There are a bunch of colleges where being high stats is going to go a long way.
The women’s colleges (if you are a woman). Stellar academics but no hooks is not a problem. Will you get into Wellesley AND Bryn Mawr AND Smith AND Mt Holyoke? Can’t say. But really high stats and no hooks is usually enough to get you in to one or two.
The Catholic colleges (whether or not you are Catholic). And this depends on how you define “Top 40”. But once you look past Georgetown- and in some cases ND depending on your geography, a high stats kid is going to punch above his or her weight, especially if the goal is an intellectual environment and not just the name. Holy Cross and Fordham are two places (I don’t know their “rankings” right now and I don’t care) where a kid can get a solid, rigorous, “classical” education in a wide range of fields with some very impressive faculty.
Any college now in the top 60 or so which has a new president. Vanderbilt was candid a decade ago that being Jewish and High Stats was enough. New President, new strategy. Any college which is changing its pricing strategy- it’s probably 20 years since Rice raised its tuition to be level with its peer institutions-- but the first few years of the new pricing strategy were great years to be a high stats applicant. And although these colleges are still competitive, being rural and located in a state with a net population loss (usually runs in tandem with fewer HS graduates) is likely to mean increased interest in a high stats kid. Maine, Vermont…you see where I’m going. Is Middlebury anyone’s safety school? No. But the trendline on colleges in these states means that a highly interested student with high stats is not “wasting” an application (assuming the kid is interested in actually attending).

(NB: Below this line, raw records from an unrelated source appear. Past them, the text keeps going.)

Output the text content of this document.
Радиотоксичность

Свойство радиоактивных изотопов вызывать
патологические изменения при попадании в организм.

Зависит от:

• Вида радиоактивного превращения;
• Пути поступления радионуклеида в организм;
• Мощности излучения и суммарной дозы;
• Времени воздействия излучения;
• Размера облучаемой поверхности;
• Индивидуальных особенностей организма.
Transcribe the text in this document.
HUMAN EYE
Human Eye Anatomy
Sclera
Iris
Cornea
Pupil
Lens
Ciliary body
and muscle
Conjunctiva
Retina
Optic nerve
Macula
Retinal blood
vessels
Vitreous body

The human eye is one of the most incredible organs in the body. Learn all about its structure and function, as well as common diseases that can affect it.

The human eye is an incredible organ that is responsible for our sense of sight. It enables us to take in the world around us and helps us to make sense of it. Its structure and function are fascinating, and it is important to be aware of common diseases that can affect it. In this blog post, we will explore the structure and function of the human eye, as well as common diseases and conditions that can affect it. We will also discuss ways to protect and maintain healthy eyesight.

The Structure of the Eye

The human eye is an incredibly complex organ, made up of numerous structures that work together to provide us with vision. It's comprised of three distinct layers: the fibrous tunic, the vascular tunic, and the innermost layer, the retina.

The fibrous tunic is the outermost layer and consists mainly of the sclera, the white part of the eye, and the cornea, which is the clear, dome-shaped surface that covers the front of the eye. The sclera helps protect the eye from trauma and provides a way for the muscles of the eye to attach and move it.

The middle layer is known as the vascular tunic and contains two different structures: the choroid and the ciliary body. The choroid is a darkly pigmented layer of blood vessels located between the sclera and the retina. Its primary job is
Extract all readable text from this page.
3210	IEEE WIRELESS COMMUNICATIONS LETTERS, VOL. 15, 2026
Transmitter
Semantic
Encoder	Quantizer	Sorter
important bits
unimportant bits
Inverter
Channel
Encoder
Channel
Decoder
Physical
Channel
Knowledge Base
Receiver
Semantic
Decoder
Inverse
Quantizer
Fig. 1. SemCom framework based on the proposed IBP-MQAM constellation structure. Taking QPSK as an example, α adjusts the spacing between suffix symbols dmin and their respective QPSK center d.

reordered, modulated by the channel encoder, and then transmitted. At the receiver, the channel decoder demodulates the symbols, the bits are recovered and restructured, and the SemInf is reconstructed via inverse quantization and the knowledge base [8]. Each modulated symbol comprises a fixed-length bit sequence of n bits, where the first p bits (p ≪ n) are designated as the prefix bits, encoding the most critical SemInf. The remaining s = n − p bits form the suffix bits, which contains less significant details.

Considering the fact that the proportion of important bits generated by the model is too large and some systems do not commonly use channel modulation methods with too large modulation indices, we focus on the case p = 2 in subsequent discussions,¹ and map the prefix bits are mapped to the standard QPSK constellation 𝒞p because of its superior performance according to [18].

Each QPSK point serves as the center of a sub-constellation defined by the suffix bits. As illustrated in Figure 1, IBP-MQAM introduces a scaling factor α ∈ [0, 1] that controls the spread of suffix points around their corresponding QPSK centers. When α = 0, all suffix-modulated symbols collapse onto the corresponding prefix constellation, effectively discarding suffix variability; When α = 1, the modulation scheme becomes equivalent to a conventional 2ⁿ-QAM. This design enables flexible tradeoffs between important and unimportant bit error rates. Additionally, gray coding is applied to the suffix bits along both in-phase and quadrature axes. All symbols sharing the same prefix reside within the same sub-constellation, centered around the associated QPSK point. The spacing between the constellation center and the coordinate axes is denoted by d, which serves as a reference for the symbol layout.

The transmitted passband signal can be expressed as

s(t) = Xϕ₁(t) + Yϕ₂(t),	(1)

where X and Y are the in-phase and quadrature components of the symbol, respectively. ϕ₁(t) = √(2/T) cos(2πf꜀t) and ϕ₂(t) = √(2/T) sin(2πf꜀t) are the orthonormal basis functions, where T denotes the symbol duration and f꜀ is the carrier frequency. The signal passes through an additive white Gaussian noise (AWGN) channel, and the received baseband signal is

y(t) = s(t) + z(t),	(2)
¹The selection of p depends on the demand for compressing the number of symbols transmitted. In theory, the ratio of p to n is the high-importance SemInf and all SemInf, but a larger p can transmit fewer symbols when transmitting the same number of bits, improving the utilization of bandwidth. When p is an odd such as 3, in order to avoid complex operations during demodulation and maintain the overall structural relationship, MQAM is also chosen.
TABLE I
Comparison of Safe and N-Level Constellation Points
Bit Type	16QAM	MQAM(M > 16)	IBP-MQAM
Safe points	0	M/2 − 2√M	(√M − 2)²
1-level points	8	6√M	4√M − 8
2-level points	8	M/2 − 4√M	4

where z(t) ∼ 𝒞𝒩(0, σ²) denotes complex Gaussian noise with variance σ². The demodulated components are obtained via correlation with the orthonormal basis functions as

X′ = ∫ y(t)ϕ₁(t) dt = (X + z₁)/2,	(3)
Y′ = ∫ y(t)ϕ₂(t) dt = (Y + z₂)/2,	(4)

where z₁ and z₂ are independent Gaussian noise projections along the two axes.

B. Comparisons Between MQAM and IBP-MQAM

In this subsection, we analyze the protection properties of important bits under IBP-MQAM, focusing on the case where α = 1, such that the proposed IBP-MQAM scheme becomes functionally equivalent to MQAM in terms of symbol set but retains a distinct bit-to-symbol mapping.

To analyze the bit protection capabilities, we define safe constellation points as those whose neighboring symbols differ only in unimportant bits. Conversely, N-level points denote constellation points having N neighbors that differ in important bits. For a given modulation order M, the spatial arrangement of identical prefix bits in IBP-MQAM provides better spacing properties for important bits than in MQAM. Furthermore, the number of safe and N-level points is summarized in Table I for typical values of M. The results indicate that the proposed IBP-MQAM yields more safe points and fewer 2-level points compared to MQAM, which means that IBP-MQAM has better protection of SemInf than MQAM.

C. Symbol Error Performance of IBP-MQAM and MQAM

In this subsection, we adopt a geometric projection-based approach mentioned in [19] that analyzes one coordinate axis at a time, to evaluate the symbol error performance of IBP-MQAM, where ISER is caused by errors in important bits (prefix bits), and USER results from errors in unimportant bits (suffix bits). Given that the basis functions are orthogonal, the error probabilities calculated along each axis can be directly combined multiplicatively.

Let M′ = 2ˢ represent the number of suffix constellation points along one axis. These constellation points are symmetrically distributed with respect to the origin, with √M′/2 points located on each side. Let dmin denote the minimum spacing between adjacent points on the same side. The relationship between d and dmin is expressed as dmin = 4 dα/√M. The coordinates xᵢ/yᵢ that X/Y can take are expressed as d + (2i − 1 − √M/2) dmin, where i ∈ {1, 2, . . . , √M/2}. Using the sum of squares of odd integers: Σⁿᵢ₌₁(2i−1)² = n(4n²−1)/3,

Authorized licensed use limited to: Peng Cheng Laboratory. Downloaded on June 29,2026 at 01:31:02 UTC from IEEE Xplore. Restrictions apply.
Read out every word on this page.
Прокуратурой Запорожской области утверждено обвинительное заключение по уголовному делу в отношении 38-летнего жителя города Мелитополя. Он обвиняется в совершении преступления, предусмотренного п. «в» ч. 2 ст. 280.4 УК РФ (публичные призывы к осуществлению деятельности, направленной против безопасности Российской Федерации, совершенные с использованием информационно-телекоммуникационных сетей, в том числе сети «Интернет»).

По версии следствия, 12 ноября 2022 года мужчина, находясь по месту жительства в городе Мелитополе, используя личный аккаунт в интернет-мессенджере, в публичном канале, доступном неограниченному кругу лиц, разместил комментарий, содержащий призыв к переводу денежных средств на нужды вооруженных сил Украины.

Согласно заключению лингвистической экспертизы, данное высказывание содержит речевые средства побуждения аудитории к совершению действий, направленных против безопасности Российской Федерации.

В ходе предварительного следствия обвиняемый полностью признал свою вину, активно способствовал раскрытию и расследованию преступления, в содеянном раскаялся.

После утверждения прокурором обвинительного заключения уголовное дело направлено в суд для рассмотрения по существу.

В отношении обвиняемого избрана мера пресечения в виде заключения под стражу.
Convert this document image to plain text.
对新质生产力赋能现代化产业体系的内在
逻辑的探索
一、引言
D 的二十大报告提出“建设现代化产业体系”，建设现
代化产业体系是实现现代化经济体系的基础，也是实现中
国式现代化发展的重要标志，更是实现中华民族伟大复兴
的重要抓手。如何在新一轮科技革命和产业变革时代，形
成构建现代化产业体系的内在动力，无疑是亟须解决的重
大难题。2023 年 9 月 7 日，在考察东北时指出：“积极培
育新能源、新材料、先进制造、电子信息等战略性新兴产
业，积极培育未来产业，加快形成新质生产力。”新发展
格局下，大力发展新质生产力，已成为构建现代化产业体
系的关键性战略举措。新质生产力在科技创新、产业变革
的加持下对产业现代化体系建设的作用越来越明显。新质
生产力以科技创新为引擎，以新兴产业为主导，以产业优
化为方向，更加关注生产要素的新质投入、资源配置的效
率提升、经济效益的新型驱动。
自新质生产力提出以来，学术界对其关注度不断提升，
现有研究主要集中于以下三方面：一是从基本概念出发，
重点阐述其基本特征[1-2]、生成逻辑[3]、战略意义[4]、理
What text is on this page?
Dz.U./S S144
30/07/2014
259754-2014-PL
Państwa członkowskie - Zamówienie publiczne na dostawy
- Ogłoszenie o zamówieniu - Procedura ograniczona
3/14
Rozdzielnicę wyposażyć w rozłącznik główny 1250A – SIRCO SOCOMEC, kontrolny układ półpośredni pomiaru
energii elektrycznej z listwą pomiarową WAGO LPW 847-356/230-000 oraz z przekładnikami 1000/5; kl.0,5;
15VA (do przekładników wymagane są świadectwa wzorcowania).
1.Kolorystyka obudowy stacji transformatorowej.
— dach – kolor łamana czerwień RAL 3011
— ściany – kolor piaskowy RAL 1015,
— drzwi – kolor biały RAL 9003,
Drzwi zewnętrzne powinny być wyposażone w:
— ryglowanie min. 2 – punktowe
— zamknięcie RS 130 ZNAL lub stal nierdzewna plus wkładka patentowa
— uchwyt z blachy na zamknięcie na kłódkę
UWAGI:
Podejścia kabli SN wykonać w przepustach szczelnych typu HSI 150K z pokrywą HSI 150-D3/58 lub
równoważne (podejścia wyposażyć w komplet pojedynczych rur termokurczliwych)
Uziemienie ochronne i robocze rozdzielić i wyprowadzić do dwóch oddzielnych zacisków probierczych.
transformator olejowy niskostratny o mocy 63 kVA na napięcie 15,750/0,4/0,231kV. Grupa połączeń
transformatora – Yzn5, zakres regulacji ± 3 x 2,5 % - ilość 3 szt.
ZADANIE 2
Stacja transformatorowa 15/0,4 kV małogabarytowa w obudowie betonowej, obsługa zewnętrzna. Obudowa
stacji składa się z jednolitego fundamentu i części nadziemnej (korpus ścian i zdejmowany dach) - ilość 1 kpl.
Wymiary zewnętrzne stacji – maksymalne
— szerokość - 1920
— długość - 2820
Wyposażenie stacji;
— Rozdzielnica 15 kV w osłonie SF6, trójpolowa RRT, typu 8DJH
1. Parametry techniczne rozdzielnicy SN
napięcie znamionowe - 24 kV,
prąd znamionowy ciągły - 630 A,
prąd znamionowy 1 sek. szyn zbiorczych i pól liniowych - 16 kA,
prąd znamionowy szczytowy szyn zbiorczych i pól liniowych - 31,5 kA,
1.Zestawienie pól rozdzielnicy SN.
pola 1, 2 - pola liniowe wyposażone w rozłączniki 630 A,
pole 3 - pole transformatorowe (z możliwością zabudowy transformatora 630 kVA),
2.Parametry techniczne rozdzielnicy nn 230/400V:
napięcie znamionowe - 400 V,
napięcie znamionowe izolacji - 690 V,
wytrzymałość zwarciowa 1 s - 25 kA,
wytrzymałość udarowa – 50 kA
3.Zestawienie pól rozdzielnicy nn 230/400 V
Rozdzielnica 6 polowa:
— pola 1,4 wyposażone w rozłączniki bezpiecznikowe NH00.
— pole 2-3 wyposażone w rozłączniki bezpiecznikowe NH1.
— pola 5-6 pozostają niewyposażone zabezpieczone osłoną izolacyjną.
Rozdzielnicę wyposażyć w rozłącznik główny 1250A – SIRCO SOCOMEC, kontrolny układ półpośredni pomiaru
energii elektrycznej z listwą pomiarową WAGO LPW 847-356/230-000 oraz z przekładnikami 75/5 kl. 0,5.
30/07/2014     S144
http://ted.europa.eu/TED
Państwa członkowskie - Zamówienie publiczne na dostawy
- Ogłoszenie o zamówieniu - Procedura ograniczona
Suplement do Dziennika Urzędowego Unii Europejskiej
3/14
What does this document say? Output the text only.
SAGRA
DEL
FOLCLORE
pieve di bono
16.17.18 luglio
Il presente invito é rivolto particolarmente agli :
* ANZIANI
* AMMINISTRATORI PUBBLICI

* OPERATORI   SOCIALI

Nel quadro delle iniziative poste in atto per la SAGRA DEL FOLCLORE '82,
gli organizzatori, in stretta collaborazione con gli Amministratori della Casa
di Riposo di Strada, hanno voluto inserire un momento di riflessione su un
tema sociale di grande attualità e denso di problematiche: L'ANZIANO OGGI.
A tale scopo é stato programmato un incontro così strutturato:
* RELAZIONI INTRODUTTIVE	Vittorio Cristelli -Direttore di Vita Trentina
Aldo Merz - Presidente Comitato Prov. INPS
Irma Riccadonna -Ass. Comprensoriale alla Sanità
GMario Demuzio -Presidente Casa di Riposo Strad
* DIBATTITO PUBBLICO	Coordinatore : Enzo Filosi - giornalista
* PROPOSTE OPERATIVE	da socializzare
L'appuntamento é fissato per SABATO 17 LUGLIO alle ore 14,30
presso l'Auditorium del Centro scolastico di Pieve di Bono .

An issue to be aware of with the top 40 (however you define it) is “bunching”. Which is something the private schools do so well. They are going to “guide” the top kids across a wider range of colleges- that’s built in to how they advise their seniors. A big public HS isn’t going to invest the time in worrying that every single top kid who wants to major in engineering is applying to Penn and Cornell, and every single top kid who wants to major in CS is applying to Stanford and MIT.
No. At a private school, these kids would be spread out among JHU, Brown (punches above its weight in CS), Michigan,. The kid who says engineering but likely is going to major in math would be focused on Swarthmore and Harvey Mudd, and the kids who are likely going to get rejected from Cornell engineering because their stats are meaningfully lower than the top of the class will be getting all sorts of hoopla from the college counselor about RPI.
You can do this at home! Don’t let your kid fall in love with the “flavor of the month” college that all the friends are excited about. If everyone is in love with Brandeis, get your kid excited about Wash U. If the Val and Sal are both applying to Amherst, your kid can be applying to Haverford. If the cool “match college” next year is Tulane, then focus on Emory.
You do not need to be hooked. But you do need to be smart and strategic about applications, and you need to be thoughtful about each and every college on the list. If your kid is ranked 10th in a big, competitive HS, and the top 9 kids are all applying to Harvard (and some are athletes, some are legacies, and some are wealthy and generous) I would save my time and money. But that’s one college… being hookless is much less of a problem the further you get away from the single digit admission colleges.